Pakistan plans to finalise a Russian-built gas pipeline despite international pressure to isolate Moscow economically, as the US ally searches for alternatives to ease a domestic energy crunch.
Finance minister Shaukat Tarin told the Financial Times that a deal with Russia to build the multibillion-dollar Pakistan Stream pipeline “is almost done”.
Also known as the “North-South” project, it will transport liquefied natural gas from the southern port city of Karachi to Pakistan’s north.
“We need a gas pipeline to transport LNG from south to north. That’ll become almost essential for us in the next two or three years,” he said. “Either there’s an alternative for us or we’ll go ahead with this deal . . . This is the best alternative as of now, and this was obviously done before Ukraine.”
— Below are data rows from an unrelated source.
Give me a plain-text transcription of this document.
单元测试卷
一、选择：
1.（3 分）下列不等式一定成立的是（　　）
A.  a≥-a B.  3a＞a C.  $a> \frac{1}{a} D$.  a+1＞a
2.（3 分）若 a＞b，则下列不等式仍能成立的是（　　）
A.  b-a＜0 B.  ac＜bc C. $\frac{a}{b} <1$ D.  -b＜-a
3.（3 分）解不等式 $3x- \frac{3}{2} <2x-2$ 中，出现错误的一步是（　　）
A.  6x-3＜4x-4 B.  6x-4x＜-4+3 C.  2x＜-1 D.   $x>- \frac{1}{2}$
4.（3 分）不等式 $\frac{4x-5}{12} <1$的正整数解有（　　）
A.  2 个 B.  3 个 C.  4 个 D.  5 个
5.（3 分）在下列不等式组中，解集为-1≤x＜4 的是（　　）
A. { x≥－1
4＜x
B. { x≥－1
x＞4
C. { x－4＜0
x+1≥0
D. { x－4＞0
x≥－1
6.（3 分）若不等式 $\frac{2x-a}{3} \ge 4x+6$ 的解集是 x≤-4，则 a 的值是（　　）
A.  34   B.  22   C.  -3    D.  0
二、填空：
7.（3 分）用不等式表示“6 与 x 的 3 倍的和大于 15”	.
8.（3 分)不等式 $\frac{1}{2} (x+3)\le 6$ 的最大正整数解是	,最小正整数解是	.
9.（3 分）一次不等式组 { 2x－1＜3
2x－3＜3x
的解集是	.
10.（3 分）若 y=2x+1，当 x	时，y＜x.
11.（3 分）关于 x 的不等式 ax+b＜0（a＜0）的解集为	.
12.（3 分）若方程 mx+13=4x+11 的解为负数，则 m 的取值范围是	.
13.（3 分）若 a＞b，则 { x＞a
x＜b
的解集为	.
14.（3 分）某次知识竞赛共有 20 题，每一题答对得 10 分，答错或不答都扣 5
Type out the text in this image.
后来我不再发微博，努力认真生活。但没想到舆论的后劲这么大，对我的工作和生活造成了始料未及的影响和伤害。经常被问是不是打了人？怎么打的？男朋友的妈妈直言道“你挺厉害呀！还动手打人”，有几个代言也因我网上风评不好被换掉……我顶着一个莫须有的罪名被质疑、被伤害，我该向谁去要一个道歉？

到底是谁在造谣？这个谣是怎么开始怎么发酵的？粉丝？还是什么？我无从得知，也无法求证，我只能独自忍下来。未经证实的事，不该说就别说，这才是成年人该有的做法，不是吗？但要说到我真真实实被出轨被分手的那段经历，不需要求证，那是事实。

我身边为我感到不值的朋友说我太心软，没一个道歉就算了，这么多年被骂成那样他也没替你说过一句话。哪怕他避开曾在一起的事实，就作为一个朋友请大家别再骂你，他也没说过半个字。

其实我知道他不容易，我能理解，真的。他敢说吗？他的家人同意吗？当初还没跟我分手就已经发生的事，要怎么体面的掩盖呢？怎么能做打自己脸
Pakistan, a western ally during the cold war and during the post-2001 “War on Terror”, has refused to condemn Russia’s invasion of Ukraine despite public pressure from the EU, UK and others. Prime minister Imran Khan said he “regretted” the conflict but wanted to remain neutral.
Islamabad has drifted closer to Moscow in recent years, partly as authorities look for ways to shore up energy security and believe jeopardising ties with Russia would be too costly. While Pakistan produces gas, in recent years it has also started importing from the Gulf as energy demands rise.
The EU, too, needs Russia’s energy sector, sourcing about 40 per cent of its LNG from the country. The bloc has announced plans to cut imports by two-thirds this year.